The metrics used in this alert are exported via the GCP Quota Exporter. Exporter configuration and deployment information can be found in the Tanka Deployments repository.

  • Quota saturation is calculated as quota utilization / quota limit. The SLO for these metrics can be found here, we currently alert when saturation crosses the 90% threshold.
  • You can view these raw metrics in Grafana Explore
  • Under normal circumstances we do not expect utilization to go above 90%, if we are crossing this threshold on a regular basis, it is advisable to request a quota increase, or determine where the resources are being used, and reduce utilization.
  • This is an example of an alert condition (in GSTG) that likely warrants investigation. gcp_quota_limit-firing
  • When this alert fires, it may be necessary to create a silence while engaging with GCP support. Most quota increase requests are handled in ~24 hours, so creating a silence for that amount of time is reasonable after opening a support case.

Depending on how close to the quota limit we are, and the specific quota in question, the severity may differ significantly. An example of an alert condition that could have customer facing impacts, and thus could be considered S2 severity:

  • Quota N2D_CPUS hitting 100% in a GPRD project, which would prevent creation of runner instances or additional capacity to handle customer requests.
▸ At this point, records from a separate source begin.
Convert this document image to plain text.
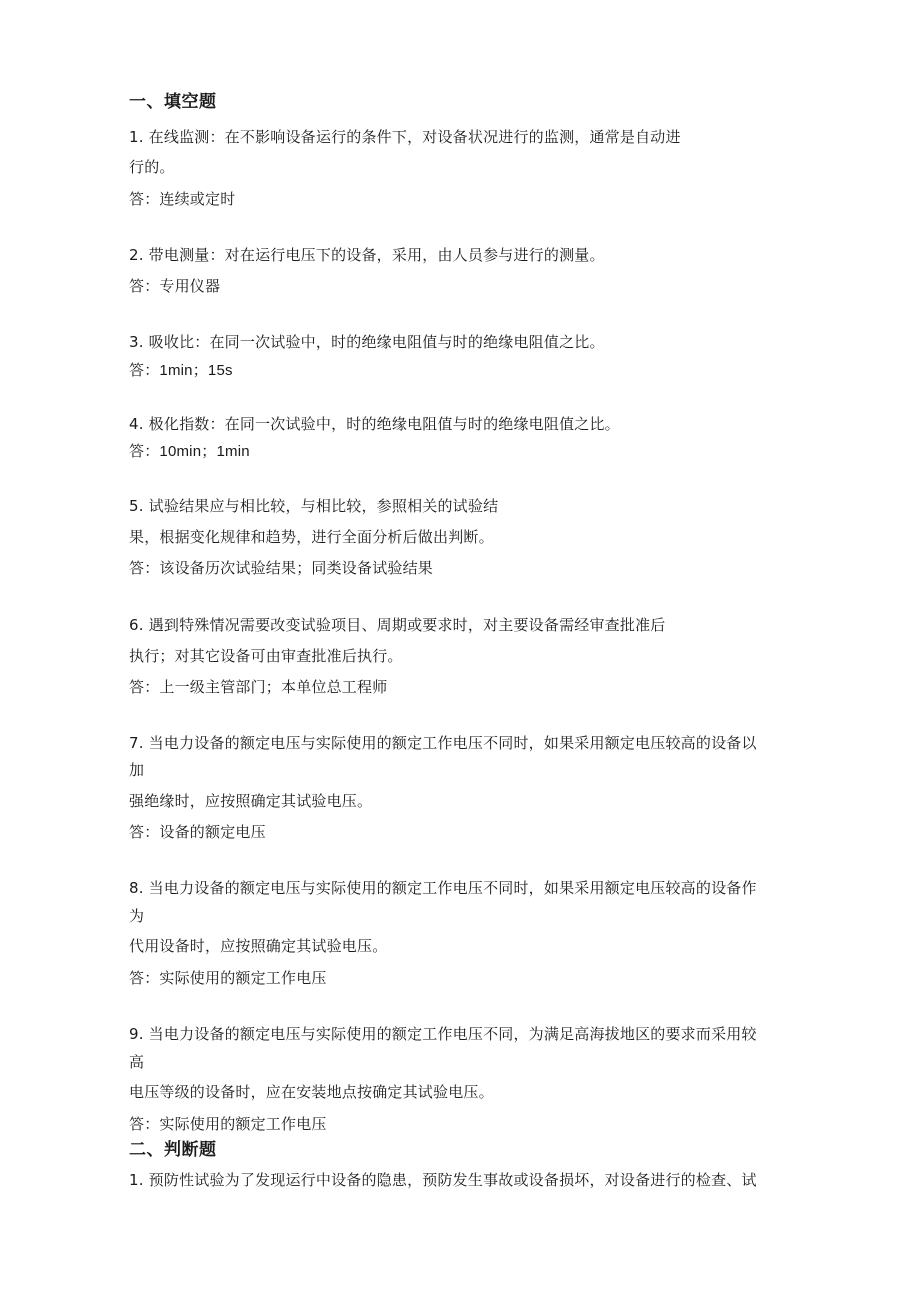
一、填空题
1. 在线监测：在不影响设备运行的条件下，对设备状况进行的监测，通常是自动进
行的。
答：连续或定时
2. 带电测量：对在运行电压下的设备，采用，由人员参与进行的测量。
答：专用仪器
3. 吸收比：在同一次试验中，时的绝缘电阻值与时的绝缘电阻值之比。
答：1min；15s
4. 极化指数：在同一次试验中，时的绝缘电阻值与时的绝缘电阻值之比。
答：10min；1min
5. 试验结果应与相比较，与相比较，参照相关的试验结
果，根据变化规律和趋势，进行全面分析后做出判断。
答：该设备历次试验结果；同类设备试验结果
6. 遇到特殊情况需要改变试验项目、周期或要求时，对主要设备需经审查批准后
执行；对其它设备可由审查批准后执行。
答：上一级主管部门；本单位总工程师
7. 当电力设备的额定电压与实际使用的额定工作电压不同时，如果采用额定电压较高的设备以
加
强绝缘时，应按照确定其试验电压。
答：设备的额定电压
8. 当电力设备的额定电压与实际使用的额定工作电压不同时，如果采用额定电压较高的设备作
为
代用设备时，应按照确定其试验电压。
答：实际使用的额定工作电压
9. 当电力设备的额定电压与实际使用的额定工作电压不同，为满足高海拔地区的要求而采用较
高
电压等级的设备时，应在安装地点按确定其试验电压。
答：实际使用的额定工作电压
二、判断题
1. 预防性试验为了发现运行中设备的隐患，预防发生事故或设备损坏，对设备进行的检查、试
And an example condition that is less likely to directly impact customers, and may be considered S3 severity:

  • Quota SNAPSHOTS being reached may prevent timely backups from being taken of instances.
  • You can view Quota increase requests for a given project in the GCP console
  • Check for recent changes in the config-mgmt repository to see if additional resources have been recently provisioned in the project.
  • Basic troubleshooting steps:
    • Validate that the alert condition is accurate for the resource using the GCP console.
    • Determine whether utilization has been steadily increasing, or if the alert is the result of a spike.
      • The mechanism to do this will vary depending on the resource type, but a few things to check might be:
    • If utilization has been climbing gradually, submit a quota increase request, and consider creating a silence for the alert while the request is being processed if it is not approved immediately.
  • The only dependencies for this alert are on the GCP Quota Exporter that is deployed in Kubernetes.
  • Escalation to Google support is likely to be needed if resource usage growth is organic.
  • You can reach out in #production_engineering in Slack if it is unclear where the resource utilization increase is coming from.